Once back in the capital, Sofia, we were provided with a black Mercedes and a chauffeur to go with it. There was so little traffic we were able to explore the city thoroughly, always in the company of Wilfred and his wife. We dined at the few functioning restaurants and drank dark Bulgarian wine, some of which was really rather nice. The evenings we spent sorting out the world.
The qualities in Wilfred that impressed me most were compassion for his fellow human beings and extreme loyalty to his friends. John Pilger, an illustrious war correspondent for the later television age, recalled in one of the pieces in his book Heroes (Vintage) how in the spring of 1980, shortly before he was due to leave for an assignment in Kampuchea, he received a phone call from Paris. It was Wilfred on the line.

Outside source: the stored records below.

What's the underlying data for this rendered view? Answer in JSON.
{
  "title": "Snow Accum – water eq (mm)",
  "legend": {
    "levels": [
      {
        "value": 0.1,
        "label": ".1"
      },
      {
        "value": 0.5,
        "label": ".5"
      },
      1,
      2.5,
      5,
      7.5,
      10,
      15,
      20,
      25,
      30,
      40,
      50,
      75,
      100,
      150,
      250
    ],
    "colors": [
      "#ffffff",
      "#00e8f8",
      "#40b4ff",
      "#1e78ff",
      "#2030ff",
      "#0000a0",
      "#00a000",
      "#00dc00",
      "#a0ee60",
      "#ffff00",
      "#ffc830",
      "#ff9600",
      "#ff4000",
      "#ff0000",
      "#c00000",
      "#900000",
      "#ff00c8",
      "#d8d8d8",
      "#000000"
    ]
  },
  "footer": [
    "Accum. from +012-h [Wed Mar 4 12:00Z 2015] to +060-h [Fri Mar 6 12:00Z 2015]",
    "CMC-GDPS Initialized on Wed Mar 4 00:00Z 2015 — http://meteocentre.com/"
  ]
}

A familiar, husky voice came quickly to the point. ‘Can you postpone,’ he said. ‘I’ve heard about a Khmer Rouge hit-list and you’re on it. I am worried about you.’ That Wilfred was worried about the welfare of another human being was not surprising; the quintessence of the man lay in what he did not say. He neglected to mention he was on the same ‘list’, but that a few weeks earlier, at the age of seventy and seriously ill, he had survived a bloody ambush laid for him by Khmer Rouge assassins, who wounded a travelling companion. (Wilfred’s intelligence was as reliable as ever; I narrowly escaped a similar ambush at the same place he was attacked.) I have known other reporters; I have not known another who, through half a century of risk-taking, demonstrated as much concern for others and such valour on their behalf. He took risks to smuggle Jews out of Germany, to drag American wounded to safety during the Pacific war, and to seek out prisoners of war in Japan, in 1945, to tell them help was coming; the list is long. He sustained a variety of bombardments, from Burma to Korea to Indo-China, yet he retained a compassion coupled with an innocence bordering at times on naïvety which, it would seem, led him into other troubles. Such qualities were shared by none of the vociferous few who were his enemies.’

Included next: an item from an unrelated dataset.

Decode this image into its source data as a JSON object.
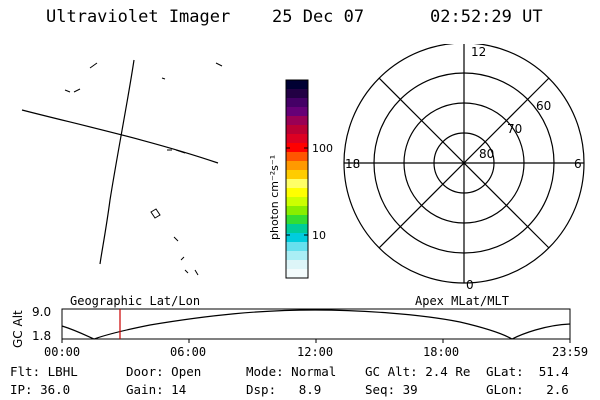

As a publisher I had the privilege of publishing three of Wilfred Burchett’s books under the Quartet imprint. They were Catapult to Freedom in 1978; Memoirs of a Rebel Journalist in 1980; and Burchett Reporting the Other Side of the World, 1939-1983, edited by Ben Kiernan, with a preface by John Pilger, in 1986.
Two years after our visit to Bulgaria, Wilfred Burchett died in Sofia in September 1983 from a cancer that he himself was convinced could be attributed to his visit in Hiroshima in 1945. His epitaph should reflect his own words when, in Paris in 1974, he said: ‘Truth always turns out to be much richer than you thought.’